Another notable name here is, that Veem uses blockchain technology to execute payments. Veem is a P2P payment platform designed for small businesses. The company’s goal is to simplify cross-border transfers and payments to suppliers and contractors. Transfers are executed in three ways: treasury, SWIFT, and blockchain. Treasury, in this case, implies that money, which is being transferred between bank accounts, is controlled by Veem.
The evolution of FinTech
The financial sector was one of the first to make use of IT and reap its benefits. Thanks to FinTech, financial institutions are increasingly leveraging new technology to gain a competitive advantage in the market and enhance their operational security.
A significant step forward by allowing mobile phones to make international payments and transfers and to withdraw cash from ATMs in remote locations. This is becoming more common. As a result of the introduction of mobile internet and digital communications, the capital market was shaken to its core. People were able to connect and share information within a global financial ecosystem, which resulted in the emergence of completely new tools.
Blockchain and FinTech transformation
Using blockchain technology, FinTech companies can communicate and transmit secure and unmodified data over a decentralized network. This prevents data breaches and other fraudulent activities. Keeping data safe even when encrypted, allows humans to trust machine-driven intelligence because it makes it easier to monitor, understand, and audit its choices. Due to the use of blockchain technology, many of the stock market’s dubious practices could be eliminated, such as stock manipulation, the delay of processing, and middlemen commissions.
Transferring money or other assets via traditional banking has always taken a long time. It may take a long time for two banks to complete a transaction involving a small amount of money. The use of blockchain technology in fintech applications allows money to be transferred in minutes, regardless of the amount.
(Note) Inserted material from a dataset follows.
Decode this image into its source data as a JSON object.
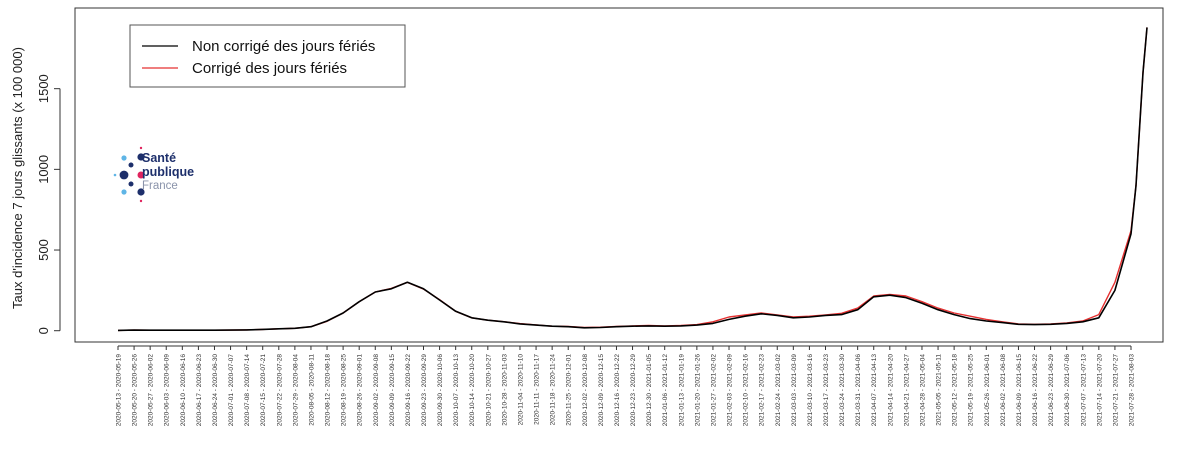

A blockchain is also decentralised, meaning no one has control of the chain. It can’t be altered in any way. Using distributed ledger technology each transaction, or block, is recorded via a node which can be any smartphone, computer, or larger server, and there is nothing linking the nodes.
Blockchain’s heightened security offers multiple advantages, one of which is that you can bypass traditional fraud prevention methods which require multiple parties to validate transactions. Every financial transaction requires an authority to validate it, whether that is Visa or American Express processing your card payment, or the many people employed in investment banks as transaction validators.
Democratising money management
The most high-profile use of blockchain in FinTech has been cryptocurrencies, which allow you to hold your money without a bank. Those who purchase Bitcoin, Ethereum, or any other coin, can choose to hold their currency in their digital wallets. Wallet-holders have a private key, which is needed to send and spend their crypto, and a public address allowing them to receive payments from others.
FinTech developers will be able to design top-tier auditing methods by building blockchain-based applications. No matter how large the system grows, the blockchain acts as a repository of linear blocks that adds a new record for each subsequent activity. An audit of all transactions may be completed quickly and securely using the information provided by this system, assuring complete transparency.